For the week, the Dow was down 5.67 percent, the S&P 500 was down 5.95 percent and the NASDAQ was down 6.54 percent, marking their biggest weekly percentage falls since January 2016.
The Dow was down 11.6 percent since its Jan. 26 high and hit its lowest close since confirming a correction last month.
The Cboe Volatility Index, the most widely followed barometer of expected near-term volatility in the S&P 500, finished up 1.53 points at 24.87, its highest close since Feb. 13.
The S&P’s financial sector was the S&P’s biggest percentage loser, at 3 percent, after a volatile session in which it was whip-sawed by volatile US Treasury yields.

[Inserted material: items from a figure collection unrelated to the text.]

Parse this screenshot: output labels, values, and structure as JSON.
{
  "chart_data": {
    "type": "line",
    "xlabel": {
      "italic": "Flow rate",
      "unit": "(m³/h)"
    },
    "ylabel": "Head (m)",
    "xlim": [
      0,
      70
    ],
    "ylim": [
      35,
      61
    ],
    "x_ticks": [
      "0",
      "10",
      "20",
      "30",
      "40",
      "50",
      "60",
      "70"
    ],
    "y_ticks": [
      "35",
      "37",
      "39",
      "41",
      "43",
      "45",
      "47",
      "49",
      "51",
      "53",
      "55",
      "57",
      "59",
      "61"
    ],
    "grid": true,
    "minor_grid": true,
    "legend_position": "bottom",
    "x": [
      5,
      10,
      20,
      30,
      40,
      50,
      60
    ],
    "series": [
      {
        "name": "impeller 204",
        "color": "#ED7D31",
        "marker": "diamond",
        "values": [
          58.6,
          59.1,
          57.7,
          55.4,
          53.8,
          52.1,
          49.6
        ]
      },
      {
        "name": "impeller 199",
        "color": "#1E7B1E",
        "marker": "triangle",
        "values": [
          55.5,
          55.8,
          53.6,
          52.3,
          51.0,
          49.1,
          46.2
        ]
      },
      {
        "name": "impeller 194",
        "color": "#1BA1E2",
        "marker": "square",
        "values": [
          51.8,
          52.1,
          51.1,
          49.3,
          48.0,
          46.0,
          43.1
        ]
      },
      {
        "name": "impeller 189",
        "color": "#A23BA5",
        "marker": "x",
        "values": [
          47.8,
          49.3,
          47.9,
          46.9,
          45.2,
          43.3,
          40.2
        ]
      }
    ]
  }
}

Bloomberg News cited the Chinese ambassador to the US saying that the country is “looking at all options” in response to tariffs, which could include scaling back purchases of US Treasuries.
NASDAQ was weighed down by declines in momentum stocks, such as Facebook Inc, Amazon.com Inc, Microsoft Corp and Google’s parent Alphabet Inc.
The semiconductor sector took a fall after Micron Technology Inc’s quarterly report stoked fears about falling NAND prices.
The Philadelphia Semiconductor index slumped 3.3 percent.
Declining issues outnumbered advancing ones on the New York Stock Exchange by a 3.96-to-1 ratio; on NASDAQ, a 3.72-to-1 ratio favored decliners.
The S&P 500 posted two new 52-week highs and 42 new lows; the NASDAQ Composite recorded 23 new highs and 93 new lows.
Volume on US exchanges was 8.11 billion shares, above the 7.3 billion average for the past 20 trading days.